Museum of the Confederacy.
Beside the Confederate White House.
September 16, 2007
The Museum of the Confederacy (MOC) officials still have a problem.
From this site, October 11, 2005:
According to current figures, the Museum's annual visitation has dropped from 92,000 in the 90's to 42,000 now. For a museum that survives on visitation, this is a catastrophe.
Having abandoned their plans to move the White House and Museum elsewhere in Richmond, and apparently having dismissed moving the Museum to another location, the Museum of the Confederacy officials, according to printed reports, have decided to divide their extensive relic collection between three Virginia locations. The White House of the Confederacy would not move and the Museum offices would remain in Richmond. As the Times-Dispatch reported it, this would become a museum "system" rather than a single museum.
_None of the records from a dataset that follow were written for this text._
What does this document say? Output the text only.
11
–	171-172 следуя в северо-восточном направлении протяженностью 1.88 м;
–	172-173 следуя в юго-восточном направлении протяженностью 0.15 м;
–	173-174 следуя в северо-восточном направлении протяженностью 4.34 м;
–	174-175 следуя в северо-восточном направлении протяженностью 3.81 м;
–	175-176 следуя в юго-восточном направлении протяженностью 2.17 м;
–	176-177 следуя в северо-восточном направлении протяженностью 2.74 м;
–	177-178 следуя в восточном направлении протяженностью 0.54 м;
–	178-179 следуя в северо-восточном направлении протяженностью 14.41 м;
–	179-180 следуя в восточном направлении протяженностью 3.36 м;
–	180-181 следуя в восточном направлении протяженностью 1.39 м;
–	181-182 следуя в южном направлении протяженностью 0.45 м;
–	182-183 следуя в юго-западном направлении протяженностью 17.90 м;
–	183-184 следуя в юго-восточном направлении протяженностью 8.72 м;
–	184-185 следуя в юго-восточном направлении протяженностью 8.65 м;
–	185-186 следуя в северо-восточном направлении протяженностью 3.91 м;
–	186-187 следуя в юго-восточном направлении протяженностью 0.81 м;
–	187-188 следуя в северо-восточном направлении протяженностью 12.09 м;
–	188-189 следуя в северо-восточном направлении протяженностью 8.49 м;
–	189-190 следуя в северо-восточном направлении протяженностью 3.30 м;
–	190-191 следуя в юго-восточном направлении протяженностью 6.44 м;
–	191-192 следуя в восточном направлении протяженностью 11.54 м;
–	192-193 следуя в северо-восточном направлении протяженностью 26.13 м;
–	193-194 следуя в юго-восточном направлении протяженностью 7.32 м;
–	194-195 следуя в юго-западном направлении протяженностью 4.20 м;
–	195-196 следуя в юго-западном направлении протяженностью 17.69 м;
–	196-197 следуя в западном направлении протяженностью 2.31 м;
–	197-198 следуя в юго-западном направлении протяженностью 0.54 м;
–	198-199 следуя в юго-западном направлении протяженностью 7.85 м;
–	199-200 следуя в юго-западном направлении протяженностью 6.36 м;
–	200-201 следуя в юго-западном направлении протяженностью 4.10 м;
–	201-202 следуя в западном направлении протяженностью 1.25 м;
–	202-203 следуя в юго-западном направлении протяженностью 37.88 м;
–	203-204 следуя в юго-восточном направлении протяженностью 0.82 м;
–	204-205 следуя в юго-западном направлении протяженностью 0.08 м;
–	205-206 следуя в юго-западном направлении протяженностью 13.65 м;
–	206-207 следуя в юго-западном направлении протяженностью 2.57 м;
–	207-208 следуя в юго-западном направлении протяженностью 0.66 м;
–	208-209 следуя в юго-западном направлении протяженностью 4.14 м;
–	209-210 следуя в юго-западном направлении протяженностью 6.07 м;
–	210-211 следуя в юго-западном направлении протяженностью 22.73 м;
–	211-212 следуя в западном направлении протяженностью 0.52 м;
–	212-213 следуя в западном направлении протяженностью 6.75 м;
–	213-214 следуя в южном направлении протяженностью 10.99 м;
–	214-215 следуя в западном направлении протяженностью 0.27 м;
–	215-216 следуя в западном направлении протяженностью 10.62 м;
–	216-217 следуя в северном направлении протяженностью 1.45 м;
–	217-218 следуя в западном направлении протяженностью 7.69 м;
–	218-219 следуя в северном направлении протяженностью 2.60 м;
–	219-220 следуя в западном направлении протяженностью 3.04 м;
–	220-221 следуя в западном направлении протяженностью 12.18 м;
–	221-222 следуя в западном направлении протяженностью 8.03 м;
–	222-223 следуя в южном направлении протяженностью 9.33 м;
Initial reports indicate that the remote museums will be located at National Park Service visitor centers on Civil War battlefields. Although we have heard nothing official about it, we believe that the Museums would not be located on National Park Service property. They would probably be located on privately owned sections of the battlefields bordering N.P.S. property. This would be possible since, in most cases, the N.P.S. does not own all of the battlefield land surrounding their parks (Malvern Hill may be an exception).
The locations, according the Times-Dispatch, selected for the Museums are Chancellorsville and Appomattox. The third location has not yet been announced but an annoucement may come as soon as the end of this month (September, 2007).
Should it be done?
Here is our 2 cents worth:
We have no overriding objection to dividing the relics into three museums.
Obviously something has to be done. Visitation to the relics will certainly be greater at the combined three sites, than it would be at the one site in Richmond. The question is whether the increase in visitation will be significant enough to make the M.O.C. operation financially viable. Only time and fifteen million dollars will tell.
There are some basic concerns, however.
One of the draws of the Museum was the fact that it housed "The greatest collection of Confederate Civil War relics in the world". It still will own those relics, but the remote museums will each only house "one-third of the greatest collection of Confederate Civil War relics in the world". To a person visiting all three selected battlefields, that may not be a problem (although you will have to pay three admission fees), but, if you're only going to one battlefield, will the attraction to go to the single museum be as great?
On the other hand, the relics are going to be more accessible to more people by being distributed around the state rather than being grouped in Richmond.
Are we of two minds on this? You bet we are. Living in the greater Richmond area, we regret that the relics will be moving out of town, but I also know that I do not presently visit the Museum as much as I would if it were possible to get around the VCU monster.
So we say, a tentative, "Let's do it." If the split keeps the collection viable and more accessible to visitors, it can't be all bad.
(This opinion supercedes our earlier one regarding the proposed move of the Confederate White House- Ed.)